Tankard claims that Johnson has this appeal because he brings his mind to bear even on the smallest aspects of life. Like smoking, which Johnson saw was a way people have found to pass the time. Johnson looked at life as a moralist, and while he holds strong opinions on the good life, he’s also surprisingly non-judgmental. Unlike so many intellectuals today–and I’ve been guilty of this myself–Johnson understands that not everyone can be a thinker or a reader. Long before Myers-Briggs, he grasped that there were a variety of human types, and he never privileges the intellectual life in his work. In fact, he tends to deprecate it or to de-romanticize it. Consider the passage above, from which the title of this blog is taken, where Johnson neatly deflates the idealization of the writer as a kind of superior being. Perhaps in the book, Johnson admits, he is, but come into his company and you will find that he’s as perplexed and inconsistent as the rest of us. In Rasselas, there’s a famous quote: “Be not too hasty to trust or to admire the teachers of morality: they may discourse like angels, but they live like men.”

Probably most good teachers also take into account this disparity of human types and pitch their lectures accordingly. It’s probably good for us to be reminded of this. Most scholars lean towards historicism of one sort or another; it’s the nature of studying the past.
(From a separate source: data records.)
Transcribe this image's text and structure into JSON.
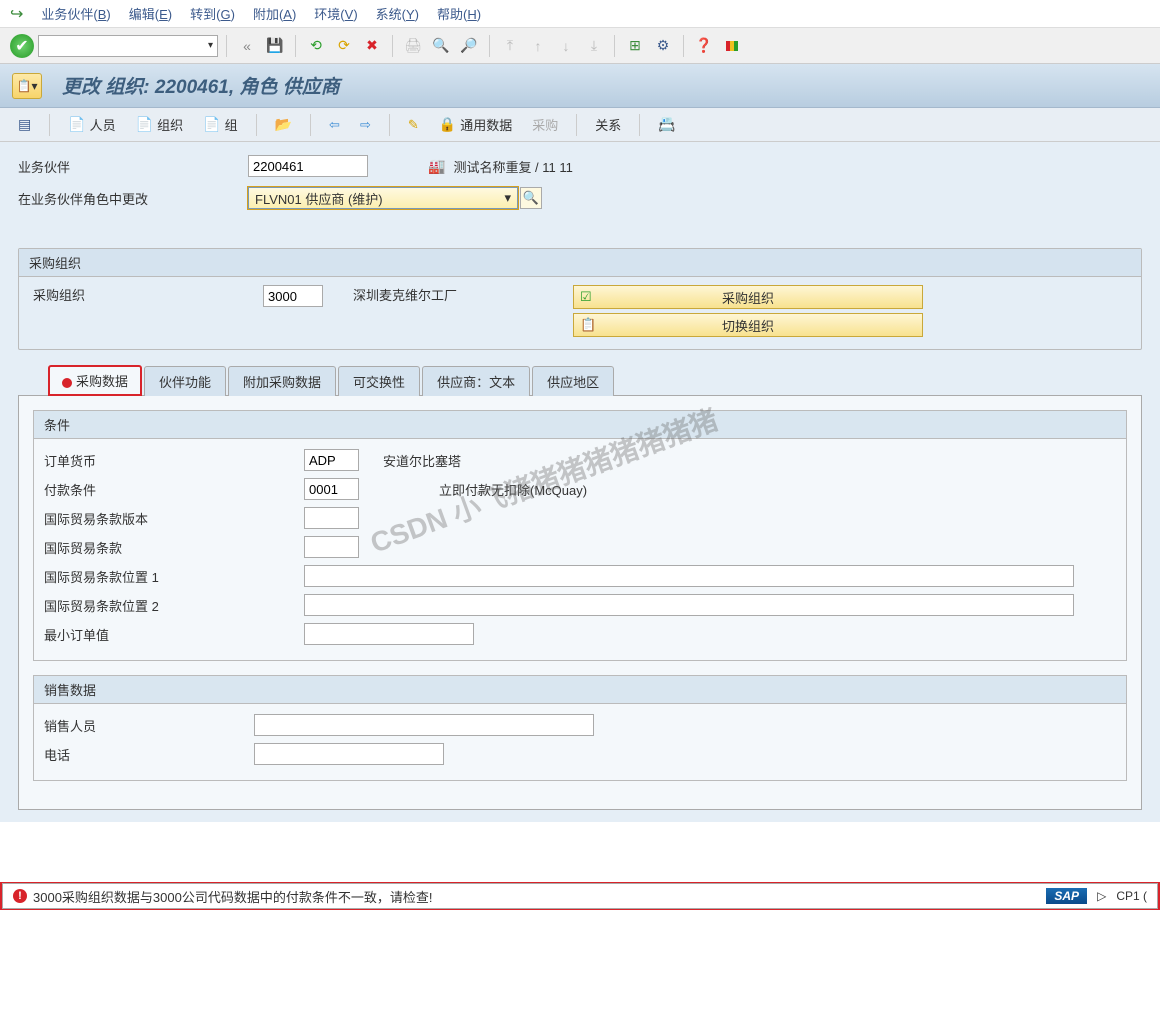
{
  "menubar": {
    "items": [
      {
        "label": "业务伙伴(",
        "key": "B",
        "suffix": ")"
      },
      {
        "label": "编辑(",
        "key": "E",
        "suffix": ")"
      },
      {
        "label": "转到(",
        "key": "G",
        "suffix": ")"
      },
      {
        "label": "附加(",
        "key": "A",
        "suffix": ")"
      },
      {
        "label": "环境(",
        "key": "V",
        "suffix": ")"
      },
      {
        "label": "系统(",
        "key": "Y",
        "suffix": ")"
      },
      {
        "label": "帮助(",
        "key": "H",
        "suffix": ")"
      }
    ]
  },
  "title": "更改 组织: 2200461, 角色 供应商",
  "apptool": {
    "person": "人员",
    "org": "组织",
    "group": "组",
    "general": "通用数据",
    "purchase": "采购",
    "relation": "关系"
  },
  "header_form": {
    "partner_label": "业务伙伴",
    "partner_value": "2200461",
    "partner_desc": "测试名称重复 / 11 11",
    "role_label": "在业务伙伴角色中更改",
    "role_value": "FLVN01 供应商 (维护)"
  },
  "purch_org": {
    "group_title": "采购组织",
    "label": "采购组织",
    "value": "3000",
    "desc": "深圳麦克维尔工厂",
    "btn1": "采购组织",
    "btn2": "切换组织"
  },
  "tabs": {
    "t1": "采购数据",
    "t2": "伙伴功能",
    "t3": "附加采购数据",
    "t4": "可交换性",
    "t5": "供应商：文本",
    "t6": "供应地区"
  },
  "cond_group": {
    "title": "条件",
    "order_currency_label": "订单货币",
    "order_currency_value": "ADP",
    "order_currency_desc": "安道尔比塞塔",
    "pay_terms_label": "付款条件",
    "pay_terms_value": "0001",
    "pay_terms_desc": "立即付款无扣除(McQuay)",
    "incoterms_ver_label": "国际贸易条款版本",
    "incoterms_label": "国际贸易条款",
    "incoterms_loc1_label": "国际贸易条款位置 1",
    "incoterms_loc2_label": "国际贸易条款位置 2",
    "min_order_label": "最小订单值"
  },
  "sales_group": {
    "title": "销售数据",
    "salesperson_label": "销售人员",
    "phone_label": "电话"
  },
  "status": {
    "message": "3000采购组织数据与3000公司代码数据中的付款条件不一致，请检查!",
    "sap": "SAP",
    "session": "CP1 ("
  },
  "watermark": "CSDN 小飞猪猪猪猪猪猪猪猪",
  "icons": {
    "check": "✔",
    "back": "«",
    "save": "💾",
    "dropdown": "▼"
  }
}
But Poliziano, one of the founders of historical criticism, frankly admitted that his work had little interest for anyone outside a small circle of fellow scholars and antiquarian patrons, and I can confirm that from my classroom experiences. Nothing kills the interest of a class quite like a teacher who drones on in minute, comparative detail. In the video above, on the other hand, it’s fascinating to watch how Tankard brings Johnson vividly before us.